Here is my XMLFeedSpider code.
class Schneider_XML_Spider(XMLFeedSpider):
name = "Schneider"
namespaces = [
('soap', 'http://schemas.xmlsoap.org/soap/envelope/'),
('ns1', 'http://www.taleo.com/ws/tee800/2009/01/find'),
('root', 'http://www.taleo.com/ws/tee800/2009/01/find'),
('e', 'http://www.taleo.com/ws/tee800/2009/01')
]
allowed_domains = ['http://schneiderjobs.com']
start_urls = ['http://schneiderjobs.com/driving-requisitions/scrape/1']
iterator ='iternodes' # use an XML iterator, called iternodes
itertag = 'e:Entities' # loop over "e:Entities" "e:Entity" nodes
# parse_node gets called on every node within itertag,
def parse_node(self, response, node):
print "we are now scraping"
item = Schneider_XML_Spider.itemFile.XMLScrapyPrototypeItem()

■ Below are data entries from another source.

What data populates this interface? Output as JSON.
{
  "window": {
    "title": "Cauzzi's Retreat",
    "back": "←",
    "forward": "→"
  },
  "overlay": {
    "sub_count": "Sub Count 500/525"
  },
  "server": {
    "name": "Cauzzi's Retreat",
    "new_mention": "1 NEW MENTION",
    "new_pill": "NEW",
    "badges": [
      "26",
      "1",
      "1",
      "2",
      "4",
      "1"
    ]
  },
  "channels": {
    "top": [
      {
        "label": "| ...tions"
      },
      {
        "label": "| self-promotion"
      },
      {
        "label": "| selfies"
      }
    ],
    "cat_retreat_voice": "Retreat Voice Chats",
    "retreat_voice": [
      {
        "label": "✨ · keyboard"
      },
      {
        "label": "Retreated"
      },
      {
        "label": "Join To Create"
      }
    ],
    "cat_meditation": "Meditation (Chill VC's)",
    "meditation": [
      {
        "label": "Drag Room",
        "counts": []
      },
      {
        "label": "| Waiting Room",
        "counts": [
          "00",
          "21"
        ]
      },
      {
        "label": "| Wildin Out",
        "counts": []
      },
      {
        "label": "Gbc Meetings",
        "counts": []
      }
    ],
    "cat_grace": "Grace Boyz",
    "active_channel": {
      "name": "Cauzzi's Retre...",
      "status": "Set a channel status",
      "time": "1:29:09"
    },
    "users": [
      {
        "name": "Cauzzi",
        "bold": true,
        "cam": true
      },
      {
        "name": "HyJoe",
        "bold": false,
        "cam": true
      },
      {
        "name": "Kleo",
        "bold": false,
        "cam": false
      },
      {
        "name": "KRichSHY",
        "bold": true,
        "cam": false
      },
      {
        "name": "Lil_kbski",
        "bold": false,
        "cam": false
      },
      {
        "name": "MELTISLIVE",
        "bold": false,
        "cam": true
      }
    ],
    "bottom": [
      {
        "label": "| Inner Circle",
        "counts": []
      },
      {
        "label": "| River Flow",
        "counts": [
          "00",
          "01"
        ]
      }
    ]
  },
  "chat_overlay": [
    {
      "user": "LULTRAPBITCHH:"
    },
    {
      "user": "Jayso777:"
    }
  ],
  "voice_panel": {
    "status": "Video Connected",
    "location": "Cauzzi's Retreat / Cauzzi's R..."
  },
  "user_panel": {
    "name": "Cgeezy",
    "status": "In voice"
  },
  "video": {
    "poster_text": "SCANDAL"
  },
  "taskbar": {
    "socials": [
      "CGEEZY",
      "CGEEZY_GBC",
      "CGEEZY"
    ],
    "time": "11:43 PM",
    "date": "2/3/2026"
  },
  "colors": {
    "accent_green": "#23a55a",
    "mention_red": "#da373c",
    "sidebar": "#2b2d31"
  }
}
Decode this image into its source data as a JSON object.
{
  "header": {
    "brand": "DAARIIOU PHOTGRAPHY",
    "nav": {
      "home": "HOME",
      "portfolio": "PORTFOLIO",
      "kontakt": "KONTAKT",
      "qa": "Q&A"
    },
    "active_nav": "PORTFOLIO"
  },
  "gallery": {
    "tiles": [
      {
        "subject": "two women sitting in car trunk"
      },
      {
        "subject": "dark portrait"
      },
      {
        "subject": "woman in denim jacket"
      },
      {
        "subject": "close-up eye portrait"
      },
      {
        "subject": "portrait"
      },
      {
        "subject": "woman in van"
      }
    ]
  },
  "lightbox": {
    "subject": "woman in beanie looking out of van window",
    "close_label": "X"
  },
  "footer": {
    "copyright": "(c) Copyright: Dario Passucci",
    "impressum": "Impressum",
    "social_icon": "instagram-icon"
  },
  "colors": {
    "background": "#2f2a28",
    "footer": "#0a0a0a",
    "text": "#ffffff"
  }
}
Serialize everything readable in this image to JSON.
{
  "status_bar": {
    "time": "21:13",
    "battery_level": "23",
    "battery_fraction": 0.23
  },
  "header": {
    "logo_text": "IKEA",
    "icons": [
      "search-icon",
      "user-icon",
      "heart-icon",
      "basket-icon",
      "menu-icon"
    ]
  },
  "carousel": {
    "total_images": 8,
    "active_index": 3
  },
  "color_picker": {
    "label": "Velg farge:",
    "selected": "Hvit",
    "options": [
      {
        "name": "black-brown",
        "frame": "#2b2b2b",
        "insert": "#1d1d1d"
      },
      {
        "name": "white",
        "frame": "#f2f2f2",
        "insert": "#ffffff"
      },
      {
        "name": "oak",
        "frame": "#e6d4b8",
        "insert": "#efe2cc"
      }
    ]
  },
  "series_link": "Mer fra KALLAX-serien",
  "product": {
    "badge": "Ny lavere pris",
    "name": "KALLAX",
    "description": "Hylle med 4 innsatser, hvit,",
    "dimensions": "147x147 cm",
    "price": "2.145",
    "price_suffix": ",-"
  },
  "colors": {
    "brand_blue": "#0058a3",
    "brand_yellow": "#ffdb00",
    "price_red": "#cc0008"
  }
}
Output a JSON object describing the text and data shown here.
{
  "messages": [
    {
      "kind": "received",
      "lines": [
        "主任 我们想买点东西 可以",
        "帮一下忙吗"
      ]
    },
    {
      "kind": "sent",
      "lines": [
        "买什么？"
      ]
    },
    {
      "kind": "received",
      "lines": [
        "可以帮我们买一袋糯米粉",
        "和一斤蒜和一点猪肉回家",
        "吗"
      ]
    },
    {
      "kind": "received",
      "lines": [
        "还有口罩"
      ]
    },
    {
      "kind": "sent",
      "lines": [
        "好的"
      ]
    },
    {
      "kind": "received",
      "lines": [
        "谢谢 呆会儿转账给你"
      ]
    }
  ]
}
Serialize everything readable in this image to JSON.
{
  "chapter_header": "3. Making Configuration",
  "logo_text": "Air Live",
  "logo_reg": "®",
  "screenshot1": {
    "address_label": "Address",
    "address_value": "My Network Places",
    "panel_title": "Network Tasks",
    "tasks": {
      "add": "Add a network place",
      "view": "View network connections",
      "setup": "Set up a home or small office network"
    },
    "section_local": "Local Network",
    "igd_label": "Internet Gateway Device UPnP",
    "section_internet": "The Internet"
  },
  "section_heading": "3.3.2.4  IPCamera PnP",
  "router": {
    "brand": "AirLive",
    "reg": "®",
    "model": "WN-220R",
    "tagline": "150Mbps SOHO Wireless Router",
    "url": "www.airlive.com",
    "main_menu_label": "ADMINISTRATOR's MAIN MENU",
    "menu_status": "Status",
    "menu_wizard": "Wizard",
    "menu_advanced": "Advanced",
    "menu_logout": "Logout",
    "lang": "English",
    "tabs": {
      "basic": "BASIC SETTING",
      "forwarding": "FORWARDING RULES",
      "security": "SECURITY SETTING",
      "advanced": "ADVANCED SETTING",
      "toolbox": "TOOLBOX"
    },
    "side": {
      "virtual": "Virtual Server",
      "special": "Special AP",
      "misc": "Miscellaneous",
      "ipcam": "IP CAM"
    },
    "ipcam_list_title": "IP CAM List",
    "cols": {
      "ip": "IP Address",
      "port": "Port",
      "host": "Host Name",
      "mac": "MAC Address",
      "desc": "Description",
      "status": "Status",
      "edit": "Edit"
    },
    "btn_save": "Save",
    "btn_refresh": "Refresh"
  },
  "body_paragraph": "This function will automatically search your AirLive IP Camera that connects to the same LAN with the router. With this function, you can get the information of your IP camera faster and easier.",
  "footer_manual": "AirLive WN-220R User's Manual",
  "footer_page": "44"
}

item['rid'] = node.xpath('e:Entity/e:ContestNumber').extract()
print item['rid']
return item
And here is my Execution log:
(note: i put some space around what I feel is the important part of the exe_log.)
C:\PythonFiles\spidersClean\app\spiders\Scrapy\xmlScrapyPrototype\1.0\spiders>scrapy crawl Schneider
2015-02-18 10:31:46-0500 [scrapy] INFO: Scrapy 0.24.4 started (bot: schneiderXml)
2015-02-18 10:31:46-0500 [scrapy] INFO: Optional features available: ssl, http11
2015-02-18 10:31:46-0500 [scrapy] INFO: Overridden settings: {'NEWSPIDER_MODULE': 'spiders', 'SPIDER_MODULES': ['spiders'], 'BOT_NAME': 'schneiderXml'}
2015-02-18 10:31:46-0500 [scrapy] INFO: Enabled extensions: LogStats, TelnetConsole, CloseSpider, WebService, CoreStats, SpiderState
2015-02-18 10:31:47-0500 [scrapy] INFO: Enabled downloader middlewares: HttpAuthMiddleware, DownloadTimeoutMiddleware, UserAgentMiddleware, RetryMiddleware, DefaultHeadersMiddleware, MetaRefreshMi
ddleware, HttpCompressionMiddleware, RedirectMiddleware, CookiesMiddleware, ChunkedTransferMiddleware, DownloaderStats
2015-02-18 10:31:47-0500 [scrapy] INFO: Enabled spider middlewares: HttpErrorMiddleware, OffsiteMiddleware, RefererMiddleware, UrlLengthMiddleware, DepthMiddleware
2015-02-18 10:31:47-0500 [scrapy] INFO: Enabled item pipelines:
2015-02-18 10:31:47-0500 [Schneider] INFO: Spider opened
2015-02-18 10:31:47-0500 [Schneider] INFO: Crawled 0 pages (at 0 pages/min), scraped 0 items (at 0 items/min)
2015-02-18 10:31:47-0500 [scrapy] DEBUG: Telnet console listening on 127.0.0.1:6023
2015-02-18 10:31:47-0500 [scrapy] DEBUG: Web service listening on 127.0.0.1:6080
2015-02-18 10:31:52-0500 [Schneider] DEBUG: Crawled (200) <GET http://schneiderjobs.com/driving-requisitions/scrape/1> (referer: None)
2015-02-18 10:31:52-0500 [Schneider] INFO: Closing spider (finished)
2015-02-18 10:31:52-0500 [Schneider] INFO: Dumping Scrapy stats:
{'downloader/request_bytes': 245,
'downloader/request_count': 1,
'downloader/request_method_count/GET': 1,
'downloader/response_bytes': 1360566,
'downloader/response_count': 1,
'downloader/response_status_count/200': 1,
'finish_reason': 'finished',
'finish_time': datetime.datetime(2015, 2, 18, 15, 31, 52, 126000),
'log_count/DEBUG': 3,
'log_count/INFO': 7,
'response_received_count': 1,
'scheduler/dequeued': 1,
'scheduler/dequeued/memory': 1,
'scheduler/enqueued': 1,
'scheduler/enqueued/memory': 1,
'start_time': datetime.datetime(2015, 2, 18, 15, 31, 47, 89000)}
2015-02-18 10:31:52-0500 [Schneider] INFO: Spider closed (finished)
I've looked at these other SO threads on XMLFeedSpiders and they have not helped.
How to scrape xml feed with xmlfeedspider
How to scrape xml urls with scrapy
Why isn't XMLFeedSpider failing to iterate through the designated nodes?
Has anyone solved a problem like this before?